Take Daraya. After a horrific regime massacre, Fisk arrived at the site “in the company of armed Syrian forces” riding an “armoured vehicle” and after interviewing a few frightened survivors, wrote that contrary to “the popular version that has gone round the world”, the massacre was the outcome of a “failed prisoner swap”; the men who committed the crime “were armed insurgents rather than Syrian troops”.
In Daraya, however, no one was aware of this “prisoner swap”. And even his own interviewees didn’t support his conclusions. Most gave evasive answers. And the only interviewee he cites as supporting his theory casts further doubt on it: “Although he had not seen the dead in the graveyard,” writes Fisk, “he believed that most were related to the government army”.
The record was quickly set straight by the American journalist Janine di Giovanni who sneaked into Daraya disguised as a local and interviewed survivors without the intimidating presence of regime forces. (The Free Syrian Army had left two weeks earlier.) Di Giovanni revealed in precise detail how the offensive began, what weapons were used, and how the slaughter was carried out. Human Rights Watch corroborated her report.
Fisk was undeterred. A few months later he visited “one of Syria’s most feared military prisons”. But even though two of the four prisoners he interviewed “gave unmistakable hints of brutal treatment”, even though their testimonies sounded like “stories that the Syrian authorities obviously wanted us to hear”, Fisk tried to convince readers that they were telling the truth because they “were clearly anxious to talk to us”, because the prison guards left at his insistence, and because Fisk “refused later requests by the Syrian authorities for access to our tapes”.

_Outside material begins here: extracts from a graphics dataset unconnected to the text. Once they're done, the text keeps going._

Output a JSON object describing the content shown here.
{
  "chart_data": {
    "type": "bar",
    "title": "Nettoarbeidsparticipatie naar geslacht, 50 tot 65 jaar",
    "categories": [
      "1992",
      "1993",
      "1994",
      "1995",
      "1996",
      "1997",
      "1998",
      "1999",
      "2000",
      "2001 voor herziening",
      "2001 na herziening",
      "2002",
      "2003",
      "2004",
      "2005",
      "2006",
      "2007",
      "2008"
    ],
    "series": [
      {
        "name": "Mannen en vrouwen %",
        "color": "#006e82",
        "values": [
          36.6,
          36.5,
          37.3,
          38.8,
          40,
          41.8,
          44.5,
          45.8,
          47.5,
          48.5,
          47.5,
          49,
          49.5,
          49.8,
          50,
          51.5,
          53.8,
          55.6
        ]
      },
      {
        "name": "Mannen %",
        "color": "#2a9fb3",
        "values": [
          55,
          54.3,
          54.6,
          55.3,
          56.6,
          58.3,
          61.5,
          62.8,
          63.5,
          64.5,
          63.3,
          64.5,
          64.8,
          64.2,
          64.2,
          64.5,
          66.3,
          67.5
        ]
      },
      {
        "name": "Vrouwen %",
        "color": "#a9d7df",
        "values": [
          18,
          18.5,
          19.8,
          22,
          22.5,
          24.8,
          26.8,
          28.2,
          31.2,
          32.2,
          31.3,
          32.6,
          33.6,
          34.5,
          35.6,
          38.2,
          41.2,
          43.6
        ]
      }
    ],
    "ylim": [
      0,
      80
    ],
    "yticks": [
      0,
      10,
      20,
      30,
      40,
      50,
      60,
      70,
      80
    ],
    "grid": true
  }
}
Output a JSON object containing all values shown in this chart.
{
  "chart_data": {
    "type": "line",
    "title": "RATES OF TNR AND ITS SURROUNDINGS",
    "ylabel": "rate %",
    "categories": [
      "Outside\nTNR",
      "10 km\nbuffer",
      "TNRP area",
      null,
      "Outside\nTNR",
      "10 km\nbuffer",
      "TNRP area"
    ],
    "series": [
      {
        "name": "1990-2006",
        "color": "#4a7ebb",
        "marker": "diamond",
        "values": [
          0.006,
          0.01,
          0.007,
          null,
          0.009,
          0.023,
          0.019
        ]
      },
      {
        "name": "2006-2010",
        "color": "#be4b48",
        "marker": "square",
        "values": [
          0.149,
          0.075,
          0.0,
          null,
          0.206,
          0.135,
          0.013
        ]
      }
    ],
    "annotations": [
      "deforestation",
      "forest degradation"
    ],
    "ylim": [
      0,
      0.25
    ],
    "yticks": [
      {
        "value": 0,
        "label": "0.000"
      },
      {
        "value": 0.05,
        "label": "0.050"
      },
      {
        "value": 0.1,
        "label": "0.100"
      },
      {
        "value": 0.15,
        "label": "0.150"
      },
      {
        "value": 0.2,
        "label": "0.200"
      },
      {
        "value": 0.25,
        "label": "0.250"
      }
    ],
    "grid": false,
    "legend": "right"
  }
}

That all the prisoners confessed to being motivated by religious extremism or sectarian hatred, that one pronounced himself “happy to be arrested” by the Mukhabarat, and that one admitted to receiving “very good treatment” from his interrogators did nothing to raise Fisk’s suspicions. Indeed, Fisk’s usual cynicisms is absent when these doomed men—likely awaiting the grim fate suffered by at least 11,000 others—tell him that the FSA are just “thieves, killers and rapists” and condemn “the Emir of Qatar for stirring revolution in Syria”.
The list goes on...
A once revered journalist, who ended his reporting career as an Assad apologist.
Mick, your last two paragraphs are duplicates.
Posted by: TDK | November 03, 2020 at 10:30 AM
Oh dear. Thanks for pointing that out.